Macht der Vermieter Eigenbedarf gelten, dann führt dies nicht automatisch dazu, dass der Mieter ausziehen muss, wenn dieser geltend machen kann, dass der Auszug für ihn, beispielsweise alters- oder krankheitsbedingt eine unzumutbare Härte darstellen würde. Ob dann im Einzelfall der mit der Angelegenheit befasste Richter oder die zuständige Richterin einen solchen Härtefall annimmt, lässt sich im Voraus kaum prognostizieren. Oft hängt dies davon ab, auf welchem Schreibtisch das Verfahren landet. Der BGH hat nun in 2 Verhandlungen vom 17.04.2019 die Prüfungspraxis der Instanzgerichte gerügt und zu erkennen gegeben, dass es die vorangegangenen Urteile der jeweiligen Landgerichte aufheben wird, weil die Härtefallregelungen nicht gründlich genug geprüft worden sind.
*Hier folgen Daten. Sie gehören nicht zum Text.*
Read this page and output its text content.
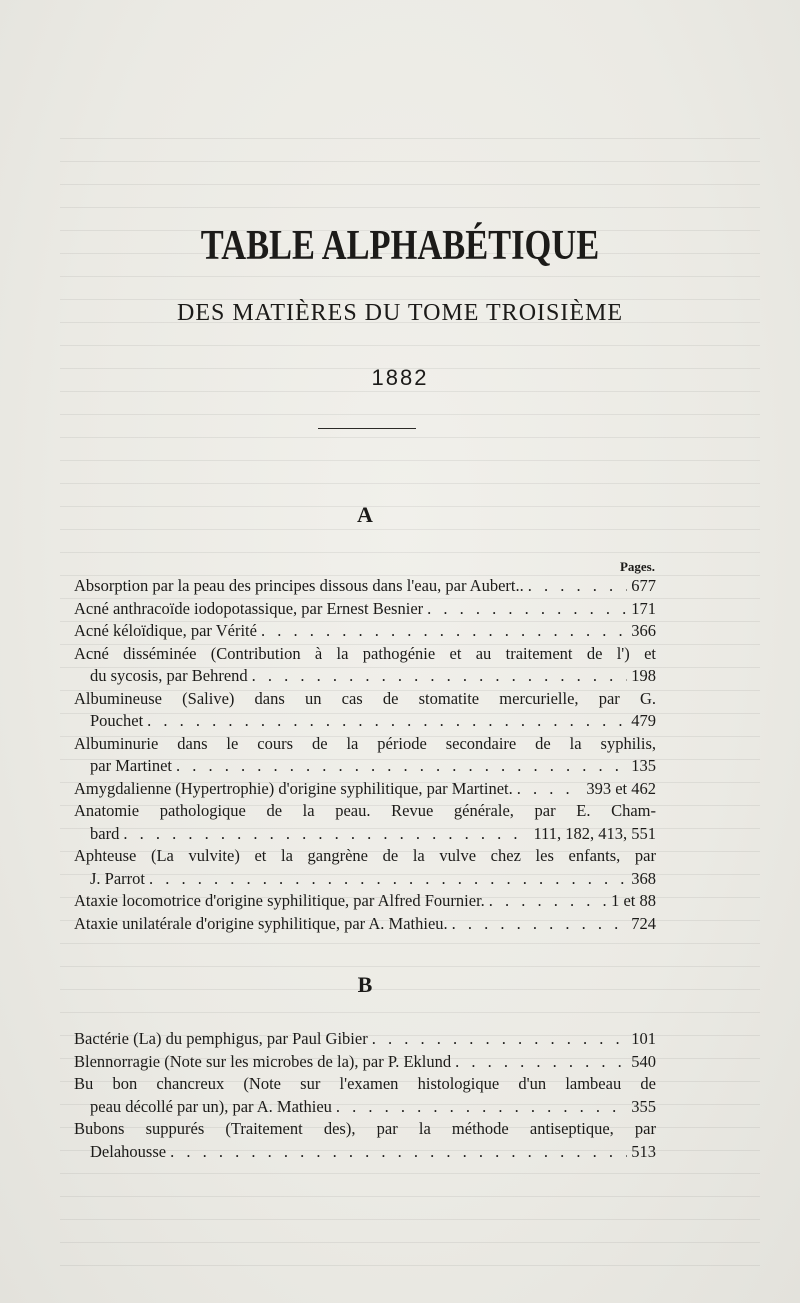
TABLE ALPHABÉTIQUE
DES MATIÈRES DU TOME TROISIÈME
1882
A
Pages.
Absorption par la peau des principes dissous dans l'eau, par Aubert.. . . .	677
Acné anthracoïde iodopotassique, par Ernest Besnier . . .	171
Acné kéloïdique, par Vérité . . .	366
Acné disséminée (Contribution à la pathogénie et au traitement de l') et
du sycosis, par Behrend . . .	198
Albumineuse (Salive) dans un cas de stomatite mercurielle, par G.
Pouchet . . .	479
Albuminurie dans le cours de la période secondaire de la syphilis,
par Martinet . . .	135
Amygdalienne (Hypertrophie) d'origine syphilitique, par Martinet. . . .	393 et 462
Anatomie pathologique de la peau. Revue générale, par E. Cham-
bard . . .	111, 182, 413, 551
Aphteuse (La vulvite) et la gangrène de la vulve chez les enfants, par
J. Parrot . . .	368
Ataxie locomotrice d'origine syphilitique, par Alfred Fournier. . . .	1 et 88
Ataxie unilatérale d'origine syphilitique, par A. Mathieu. . . .	724
B
Bactérie (La) du pemphigus, par Paul Gibier . . .	101
Blennorragie (Note sur les microbes de la), par P. Eklund . . .	540
Bu bon chancreux (Note sur l'examen histologique d'un lambeau de
peau décollé par un), par A. Mathieu . . .	355
Bubons suppurés (Traitement des), par la méthode antiseptique, par
Delahousse . . .	513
Landgericht entscheidet zugunsten demenzkranken Mieterin
Im Verfahren VIII ZR 180/18 hatte das Berliner Landgericht zugunsten eines 80-jährigen, demenzkranken Mieterin entschieden, die seit 45 Jahren ihre Wohnung bewohnt. Die Familie, die mit 2 kleinen Kindern in einer Zweizimmerwohnung lebt und die die Wohnung erworben hatte, hatte vor Gericht das Nachsehen und wollte nicht zu warten, bis sich der Gesundheitszustand der Mieterin so stark krankheitsbedingt verschlechtert, dass diese aus gesundheitlichen Gründen ohnehin die Wohnung verlassen muss.
Landgericht entscheidet gegen kranke Mieter
Im Verfahren VIII ZR 167/17 hatte ein Landgericht dagegen zugunsten der Vermieter entschieden. Die beiden Mieter, die aus einer Doppelhaushälfte ausziehen sollten, hatten sich mit verschiedenen Krankheiten gegen die Kündigung gewandt. Gleichwohl war hier das Gericht der Meinung, dass diesen der Auszug zuzumuten sei, ohne dass es selbst hinreichend aufgeklärt hatte, welche gesundheitlichen Folgen dies für die Mieter haben könnte.
Die Richter BGH hat nun klargestellt, dass ein mit einer Eigenbedarfskündigung befasstest, bei dem sich der Mieter auf einen Härtefall beruft, gegebenenfalls durch ein Gutachten zu klären hat, welche Verschlechterung des Gesundheitszustands durch einen Umzug für einen Mieter konkret zu befürchten wäre. Wenn hier also Gerichte ihre Aufklärungspflicht nicht nachkommen, sondern vielmehr die Prüfung von Härtefallregelungen mit „Bauchgefühl“ verwechseln, dann kann dies ein Urteil angreifbar machen.
Die Fälle verdeutlichen aber auch, dass gerade bei Eigenbedarfskündigungen, sowohl Vermieter als auch Mieter einen langen Atem brauchen, wenn die Angelegenheit bis zum bitteren Ende ausgestritten werden soll. Mieter sind deshalb stets gut beraten, wenn ihnen eine Rechtsschutzversicherung zur Seite steht, die die Kosten abfedert.